Он шел вглубь, ступая с трудом, с каждой минутой чувствуя себя все хуже: подкашивались ноги, свинцом наливалась голова, тошнило. Наконец рухнул на колени и пополз к ближайшему дереву. Это оказался огромный раскидистый дуб. Он, насколько мог, обхватил его руками, прижался лицом, почувствовал тонкий запах тлена отмирающей на зиму коры, услышал мощное течение соков внутри. Дерево еле слышно вибрировало, и его сердце тоже начало биться в такт этой вибрации, все громче и громче — звуки постепенно слились в один мерный, внятный и гулкий голос, словно звук колокола летел над темным уснувшим городом.
В такой позе его и нашли на второй день. Дерево, несмотря на то, что был еще конец сентября, почему-то сбросило все листья и укрыло его теплым шуршащим одеялом.
Божьи слезы
Они возвращались домой уже затемно. Все окна в электричке были покрыты белым мхом, репродуктор молчал, и им казалось, что они едут по неизвестной стране и в неизвестном направлении. Николай считал остановки, чтобы не проехать свою. Потом они с трудом отдирали примерзшую за день дверь дома, вместе бросались к печке, которая была еще чуть-чуть теплая, грели руки, разжигали заранее заготовленную растопку, кипятили чай и долго сидели, глядя в ревущее пламя за узорчатой решеткой.
— Когда же у нас будет своя теплая квартира, где можно ходить в одной рубашке и мыть посуду прямо под краном? — спрашивала Женя.

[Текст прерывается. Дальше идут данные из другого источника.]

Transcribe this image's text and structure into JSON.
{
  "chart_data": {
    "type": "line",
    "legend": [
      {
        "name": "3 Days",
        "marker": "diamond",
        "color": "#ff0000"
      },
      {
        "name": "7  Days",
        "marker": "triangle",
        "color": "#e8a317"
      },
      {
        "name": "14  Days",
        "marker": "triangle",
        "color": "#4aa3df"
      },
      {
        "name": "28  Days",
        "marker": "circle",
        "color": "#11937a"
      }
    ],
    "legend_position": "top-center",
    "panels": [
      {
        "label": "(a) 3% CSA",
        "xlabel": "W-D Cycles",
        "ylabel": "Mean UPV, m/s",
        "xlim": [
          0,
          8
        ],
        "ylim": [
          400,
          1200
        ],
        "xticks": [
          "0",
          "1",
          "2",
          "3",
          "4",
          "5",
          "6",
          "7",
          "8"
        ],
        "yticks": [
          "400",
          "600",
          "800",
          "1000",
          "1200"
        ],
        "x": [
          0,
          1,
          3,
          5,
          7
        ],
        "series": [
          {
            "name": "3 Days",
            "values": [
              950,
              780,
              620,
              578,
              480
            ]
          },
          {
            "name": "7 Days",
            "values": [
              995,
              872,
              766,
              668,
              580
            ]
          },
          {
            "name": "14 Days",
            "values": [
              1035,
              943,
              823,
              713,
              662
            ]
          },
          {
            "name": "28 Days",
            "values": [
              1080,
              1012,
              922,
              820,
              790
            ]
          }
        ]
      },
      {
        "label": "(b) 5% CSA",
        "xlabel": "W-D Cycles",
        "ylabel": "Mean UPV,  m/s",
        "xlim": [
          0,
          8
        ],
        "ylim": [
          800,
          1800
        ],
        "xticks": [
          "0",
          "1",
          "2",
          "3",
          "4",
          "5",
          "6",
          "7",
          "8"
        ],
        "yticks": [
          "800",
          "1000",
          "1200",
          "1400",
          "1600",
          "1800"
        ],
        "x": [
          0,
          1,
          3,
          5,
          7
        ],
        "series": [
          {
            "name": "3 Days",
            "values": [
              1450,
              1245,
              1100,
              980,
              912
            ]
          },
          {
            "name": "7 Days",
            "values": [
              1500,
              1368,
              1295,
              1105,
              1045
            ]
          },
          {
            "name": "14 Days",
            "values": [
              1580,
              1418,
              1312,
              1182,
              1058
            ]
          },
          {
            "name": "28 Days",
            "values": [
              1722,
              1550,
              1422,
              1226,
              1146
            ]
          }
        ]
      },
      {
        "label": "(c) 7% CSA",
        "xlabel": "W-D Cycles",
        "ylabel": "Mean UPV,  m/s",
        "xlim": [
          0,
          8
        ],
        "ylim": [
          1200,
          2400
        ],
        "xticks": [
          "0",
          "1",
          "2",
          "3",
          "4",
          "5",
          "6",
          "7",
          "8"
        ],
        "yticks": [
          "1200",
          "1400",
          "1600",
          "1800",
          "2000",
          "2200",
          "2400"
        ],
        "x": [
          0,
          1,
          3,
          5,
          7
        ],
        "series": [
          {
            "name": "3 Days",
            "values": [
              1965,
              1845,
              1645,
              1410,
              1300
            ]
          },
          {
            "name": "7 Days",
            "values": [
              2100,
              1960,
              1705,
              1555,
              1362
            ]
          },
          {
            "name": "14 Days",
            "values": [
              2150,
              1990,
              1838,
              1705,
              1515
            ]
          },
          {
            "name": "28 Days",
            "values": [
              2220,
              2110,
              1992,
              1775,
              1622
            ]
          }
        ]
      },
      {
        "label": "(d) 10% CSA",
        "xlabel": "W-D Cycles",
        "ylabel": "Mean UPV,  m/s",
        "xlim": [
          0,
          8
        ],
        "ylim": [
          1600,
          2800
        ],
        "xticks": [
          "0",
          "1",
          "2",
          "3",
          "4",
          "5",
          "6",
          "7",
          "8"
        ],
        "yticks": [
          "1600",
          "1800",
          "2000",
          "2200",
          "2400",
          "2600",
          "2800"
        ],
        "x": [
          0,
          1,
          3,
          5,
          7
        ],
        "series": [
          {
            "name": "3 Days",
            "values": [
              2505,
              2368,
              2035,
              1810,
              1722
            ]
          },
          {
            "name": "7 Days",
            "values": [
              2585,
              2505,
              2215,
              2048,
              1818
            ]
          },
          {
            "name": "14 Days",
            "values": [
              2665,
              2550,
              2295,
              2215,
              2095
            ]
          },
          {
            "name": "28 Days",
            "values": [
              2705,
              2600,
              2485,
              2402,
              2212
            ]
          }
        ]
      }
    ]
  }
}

— Когда у нас все это будет, ты станешь скучать по дому, по тишине и одиночеству, по сугробам во дворе и по заячьим следам у крыльца.
— Вот еще! Мы будем приезжать сюда на Новый год, на твой день рождения.
Потом они забивались под одеяло и она обжигала его своими ледяными ногами. Он притворно возмущался, а она смеялась. Потом вдруг начинала тихо и ровно сопеть. Он еще долго лежал, боясь пошевелиться, и медленно погружался в сон, словно спускался в колодец, который все больше и больше расширялся, — и когда Николай достигал дна, звенел будильник. Приходилось вскакивать и опять топить печку, включать плитку, чтобы она за полчаса, к подъему Жени, достаточно раскочегарилась.
И по-прежнему в темноте они шли обратно к станции по узкой тропинке между высоких сугробов. Постепенно светало, снег становился голубым и уже не горел под фонарями отдельными искорками, а весь переливался, словно мех драгоценного зверя. Метров за сто до платформы они начинали бежать, потому что слышали шум подходившей электрички, и врывались в вагон румяные, разгоряченные и счастливые.
Вскоре кончились морозы, начались оттепели. Однажды они лежали перед сном и слушали мерный стук капели по подоконнику.
— Как будто кто-то плачет, — сказала Женя.